As you sit down to read this today, it is Wednesday, the middle of the week. You are smack dab in the middle of the craziness of life in the modern world. Work is busy, family and relational pressures are beginning to wear on you. Church responsibilities are becoming more of a burden than a privilege. Is this a fair description of your state of being? Are these, and other, factors beginning to fray the edges of your heart? Do you find that when this kind of fatigue sets in that you are a little more susceptible to your pet temptations? Perhaps the piece of pie after lunch looks a little sweeter. The second glance at that pretty woman or that handsome man doesn’t seem so harmful. The raised voice and harsh words to the kids seem more justified. The little nip from the bottle to take the edge off at the end of day seems like a logical course of action. Here, in the middle of the week, do these thoughts that seemed so detestable to you on Sunday creep up and become enticing?

Why is that? How can we so quickly fall into the trap of the sin that we thought we had already given up to Jesus? Today’s passage holds some keys to this question.

Read Philippians 4:6-9.

What are we called to do with our anxious, stressed out thoughts?

What will we receive when we do this?

What will happen to us when we receive this?

In vv. 8-9 what is supposed to be the focus of our thought life?

Food for thought:

Proverbs 4:23, “Above all else, guard your heart, for it is the wellspring of life.” If you have spent any time meditating on that verse you should have asked the first and most obvious question, “How do you guard your heart?” Today’s passage gives us a little clue and one specific way to guard our hearts. If we want to guard our heart then we need to dump all of our worries at the feet of Jesus. Worrying, being “anxious”, about things is like hardening of the arteries of the soul. Worrying chokes us physically, emotionally, and spiritually. When we worry we get tense in the shoulders which restricts flow of blood to the head and causes tension headaches. Worrying causes gastrointestinal distress and can cause us to double over with abdominal pain. Worry can give us chest pains and heart problems. Worry is a form of fear and fear causes our brain to retreat from the logical, upper brain, and regress into the reactionary, emotional part of our brain where the flight or fight reflexes are more apt to kick into gear at the drop of a hat. We become hyper-alert and overly cautious and paranoid of people, keeping them at an arms distance for fear that they may be dangerous. When we worry we hold on to things and can’t let them go.
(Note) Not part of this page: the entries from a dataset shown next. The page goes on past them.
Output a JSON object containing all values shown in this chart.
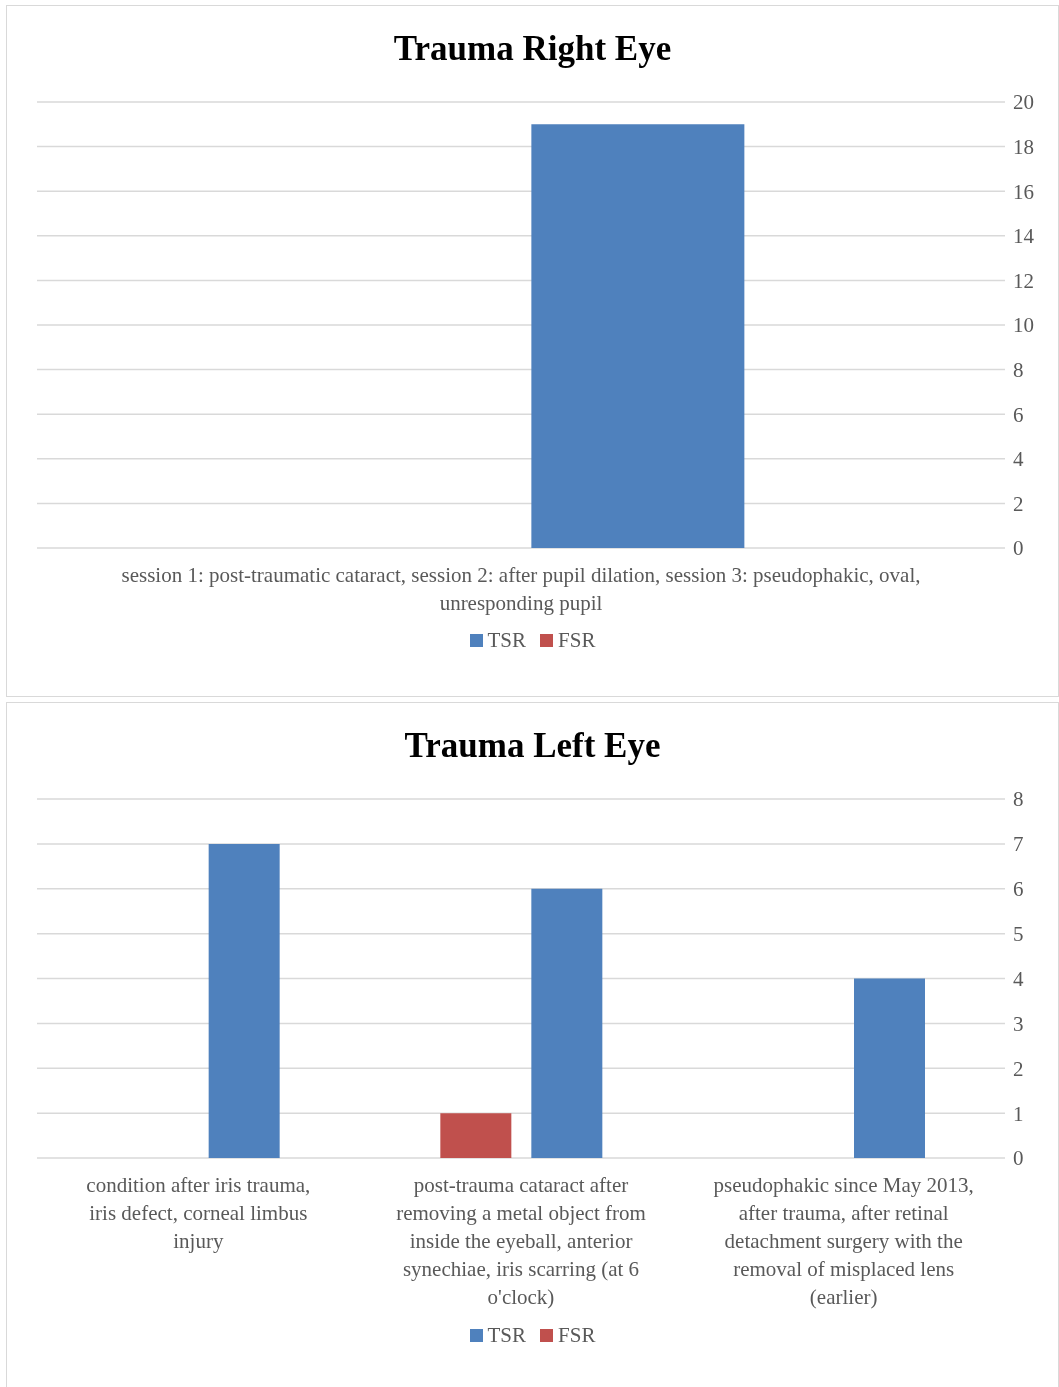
{
  "chart_data": [
    {
      "type": "bar",
      "title": "Trauma Right Eye",
      "categories": [
        "session 1: post-traumatic cataract, session 2: after pupil dilation, session 3: pseudophakic, oval, unresponding pupil"
      ],
      "series": [
        {
          "name": "TSR",
          "color": "#4f81bd",
          "values": [
            19
          ]
        },
        {
          "name": "FSR",
          "color": "#c0504d",
          "values": [
            0
          ]
        }
      ],
      "ylim": [
        0,
        20
      ],
      "yticks": [
        0,
        2,
        4,
        6,
        8,
        10,
        12,
        14,
        16,
        18,
        20
      ],
      "grid": "y",
      "legend": "bottom"
    },
    {
      "type": "bar",
      "title": "Trauma Left Eye",
      "categories": [
        "condition after iris trauma, iris defect, corneal limbus injury",
        "post-trauma cataract after removing a metal object from inside the eyeball, anterior synechiae, iris scarring (at 6 o'clock)",
        "pseudophakic since May 2013, after trauma, after retinal detachment surgery with the removal of misplaced lens (earlier)"
      ],
      "series": [
        {
          "name": "TSR",
          "color": "#4f81bd",
          "values": [
            7,
            6,
            4
          ]
        },
        {
          "name": "FSR",
          "color": "#c0504d",
          "values": [
            0,
            1,
            0
          ]
        }
      ],
      "ylim": [
        0,
        8
      ],
      "yticks": [
        0,
        1,
        2,
        3,
        4,
        5,
        6,
        7,
        8
      ],
      "grid": "y",
      "legend": "bottom"
    }
  ]
}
Steven Covey defines worry as stressing over things that we can’t control anyway. Think about it. If we could control something, we would, and then it would be under control and we wouldn’t think about it. So, when we worry we are wasting energy, stressing ourselves out, and making it extremely difficult to experience the love of others and the love of God in our lives.

Paul encourages believers to take those anxious thoughts and present them to Jesus. When we realize that we are not in control of our lives and that Jesus is in control, then we can let go. One by one our fingers are pried off of whatever we are holding on to, and, as the grip is relaxed, the peace of God begins to flow into our souls.

When the peace of God begins to take root, then everything changes. When we are at peace we don’t see everyone around us as the opposition or the reason for our stress. We can begin to see people as an opportunity to express love. When we are at peace, we don’t have to be in a hurry. We can take time to do the important things like read the Bible, talk with friends, hug our kids, and go for a walk. When we are at peace, the edges of our hearts are not frayed. When we are at peace, we have the ability to focus our minds on the list found in vv. 8-9. When we focus our minds on these things then the little temptations that we face will not even be able to get onto our radar and we will be able to see them for the little, ugly imps that they truly are.

So, take a deep breath. If you are stressed, write down the things that are freaking you out and hold them up in the air. Say, “Father, I give these things to you. I can’t handle them, but I know you can. Please let your peace flood my soul and allow me to see this situation from an eternal perspective.” Today, may the peace of God, which surpasses all understanding, guard your heart in Christ Jesus.